Recriminations turn on the symbolism of photographs of guns. This is claimed to be a “humiliation” of those who give them up.

But surely, it could have been portrayed as a huge victory for both sides. The gun only has the power to destroy. It only has the power of Herod in beheading John the Baptist, or the power of Pilate in putting Jesus to death on the cross.

But what the gun can never yield is the real power to do good for the people, build a kingdom, and build hope. What was on offer in this Advent season was the opportunity to go forward in faith to a new kind of kingdom, with a new law and a new authority, in which people on both sides of a bitter divide could have worked together for the good of all.

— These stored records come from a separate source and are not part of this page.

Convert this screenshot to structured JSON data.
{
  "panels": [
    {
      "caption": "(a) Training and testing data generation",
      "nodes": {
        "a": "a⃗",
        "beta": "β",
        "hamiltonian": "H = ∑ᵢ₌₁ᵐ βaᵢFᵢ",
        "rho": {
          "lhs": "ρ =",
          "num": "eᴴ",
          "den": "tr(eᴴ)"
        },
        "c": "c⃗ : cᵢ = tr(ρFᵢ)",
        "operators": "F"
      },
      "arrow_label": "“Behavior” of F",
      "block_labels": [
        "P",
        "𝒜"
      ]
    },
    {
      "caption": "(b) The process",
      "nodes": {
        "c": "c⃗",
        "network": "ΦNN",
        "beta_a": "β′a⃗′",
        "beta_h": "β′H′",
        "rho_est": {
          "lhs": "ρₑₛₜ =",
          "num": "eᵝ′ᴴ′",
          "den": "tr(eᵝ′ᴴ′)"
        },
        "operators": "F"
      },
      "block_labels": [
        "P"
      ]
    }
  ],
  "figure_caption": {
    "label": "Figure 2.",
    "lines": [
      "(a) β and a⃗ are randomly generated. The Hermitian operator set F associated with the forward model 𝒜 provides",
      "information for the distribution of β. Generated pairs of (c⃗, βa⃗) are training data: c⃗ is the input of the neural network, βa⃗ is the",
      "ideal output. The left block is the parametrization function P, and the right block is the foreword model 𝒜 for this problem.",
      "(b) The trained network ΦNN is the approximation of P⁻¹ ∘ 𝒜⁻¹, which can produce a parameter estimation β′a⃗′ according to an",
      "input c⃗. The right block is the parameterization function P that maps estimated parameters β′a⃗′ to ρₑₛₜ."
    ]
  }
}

It has been made abundantly clear to people on all sides that there is no sharing of that kind of power to do good, unless the power to destroy through the bomb and the bullet are completely renounced. There is no humiliation in publicly giving up the power to terrorise in favour of the power to do good. It is simply a sign of coming to maturity.

A single spoilt child can wreak enormous destruction on beautiful treasures. By contrast a craftsman can spend a lifetime to create works of value and beauty.

What was needed as a symbol of the new spirit of the age was not just photographs of weapons. Rather, it was to see Gerry Adams and Ian Paisley symbolically attempting to beat the guns into ploughshares, or tie broken guns in the shape of a cross. Perhaps it needed that symbol to be set up permanently somewhere as a sign of a new age, and a new kingdom, and a new kind of rule.

The Good Friday Agreement was delivered because people on all sides appreciated the symbolic power of the day. If only the significance of the Advent season could make people appreciate the need to bring in a new kind of kingdom.